Menjadikan Buku sebagai Suluh
Oleh:
Muhammad Ghufron*
Sekelumit
Sosok
Suatu
hari di waktu pagi yang cerah, sosok berjanggut tebal itu pernah mempunyai
kebiasaan mulia. Duduk mematung di kursi sembari memangku buku ditemani secangkir
kopi dan rokok sambil menghadap sinar matahari. Kebiasaan itu dilakukan sehabis
bangun dari tidurnya di waktu pagi. Tak banyak yang dilakukan olehnya selain
bersetia mencumbui buku-buku. Itulah Karl Marx. Sosok yang menjadikan buku
sebagai jembatan menuju lorong-lorong ide dan pemikiran. Membaca buku seolah
menjadi ibadah wajib bagi Marx.
Hingga
terlahirlah ke dunia, aliran Marxisme yang membawa segudang misi ide-ide
tentang Karl Marx. Das Kapital yang tebalnya berjilid-jilid itu
merupakan kitab suci aliran ini. Pemikirannya secara gradual dikaji oleh para
pemikir dan tokoh-tokoh dunia sebagai rujukan merevolusi tatanan masyarakat yang
sedang mengalami kejumudan yang bertungkus-lumus dengan pengapnya
ketertindasan. Itulah mengapa di masa rezim Orde Baru yang bobrok itu, buku ini
dilarang terbit dan sempat sesekali dibredel.
Disaat
getirnya rezim` Orde Baru bertakhta, muncullah sosok yang hadir membawa
segudang ide ke tengah-tengah masyarakat republik Indonesia saat itu.

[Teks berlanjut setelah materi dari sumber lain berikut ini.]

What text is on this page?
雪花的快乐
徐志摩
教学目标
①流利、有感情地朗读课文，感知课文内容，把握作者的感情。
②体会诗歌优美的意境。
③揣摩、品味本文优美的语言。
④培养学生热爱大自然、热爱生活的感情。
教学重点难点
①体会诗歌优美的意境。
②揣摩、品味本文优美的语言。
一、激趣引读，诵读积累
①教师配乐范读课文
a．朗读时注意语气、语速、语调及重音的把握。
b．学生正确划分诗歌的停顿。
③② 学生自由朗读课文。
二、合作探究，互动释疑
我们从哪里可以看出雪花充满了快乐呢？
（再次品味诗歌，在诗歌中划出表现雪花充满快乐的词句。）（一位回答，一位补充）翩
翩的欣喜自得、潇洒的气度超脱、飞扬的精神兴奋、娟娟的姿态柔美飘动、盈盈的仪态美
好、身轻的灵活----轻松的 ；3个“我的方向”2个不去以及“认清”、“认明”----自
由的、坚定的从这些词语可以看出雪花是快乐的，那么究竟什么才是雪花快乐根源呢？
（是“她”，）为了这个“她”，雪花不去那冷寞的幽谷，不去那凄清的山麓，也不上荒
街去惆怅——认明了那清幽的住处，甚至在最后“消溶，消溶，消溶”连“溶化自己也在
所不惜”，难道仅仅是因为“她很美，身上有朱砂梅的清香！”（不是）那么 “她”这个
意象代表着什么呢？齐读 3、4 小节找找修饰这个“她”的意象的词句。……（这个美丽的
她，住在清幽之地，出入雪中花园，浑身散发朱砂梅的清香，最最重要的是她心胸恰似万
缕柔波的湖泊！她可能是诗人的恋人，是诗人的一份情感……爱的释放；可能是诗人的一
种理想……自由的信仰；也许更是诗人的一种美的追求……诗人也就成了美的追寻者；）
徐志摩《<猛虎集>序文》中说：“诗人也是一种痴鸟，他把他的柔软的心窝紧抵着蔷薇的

Menawarkan wawasan visioner tentang bangsa. Sebut saja Abdurrahman Wahid atau
Gus Dur. Sosok yang dijuluki Sang Guru Bangsa tersebut merupakan representasi dari
sebuah ikhtiar melepaskan bangsa dari tubir kehancuran.
Serupa
dengan Karl Marx, Gus Dur merupakan pembaca buku yang ulung dan tekun. Semasih
duduk di bangku MTs dirinya telah berhasil menghatamkan Das Kapital nya Karl Marx yang tebalnya berjilid-jilid itu. Baginya
mencumbui buku merupakan suluh mengimajinasikan bangsa dan rujukan menambah
horizon pengetahuan.
Barangkali
wawasan kebangsaan yang lekat dengan pluralisme terlahir dari kebiasaan yang
mulia satu ini. Sebab menjadi musykil membidani ide-ide segar tentang wawasan
pluralisme jika tidak merujuk pada buku-buku.
Itulah
Gus Dur dan Karl Marx. Dua sosok pembaca buku yang selalu mengakrabi
aksara-aksara, menjadikan buku sebagai suluh menerangi kegelapan. Kini keduanya
merupakan salah satu representasi sosok manusia abadi yang karya-karyanya tak
akan lenyap begitu saja dalam rajutan narasi intelektual umat manusia. Kini keduanya
telah mangkat. Meninggalkan warisan berupa karya-karya yang patut kita renungi bersama.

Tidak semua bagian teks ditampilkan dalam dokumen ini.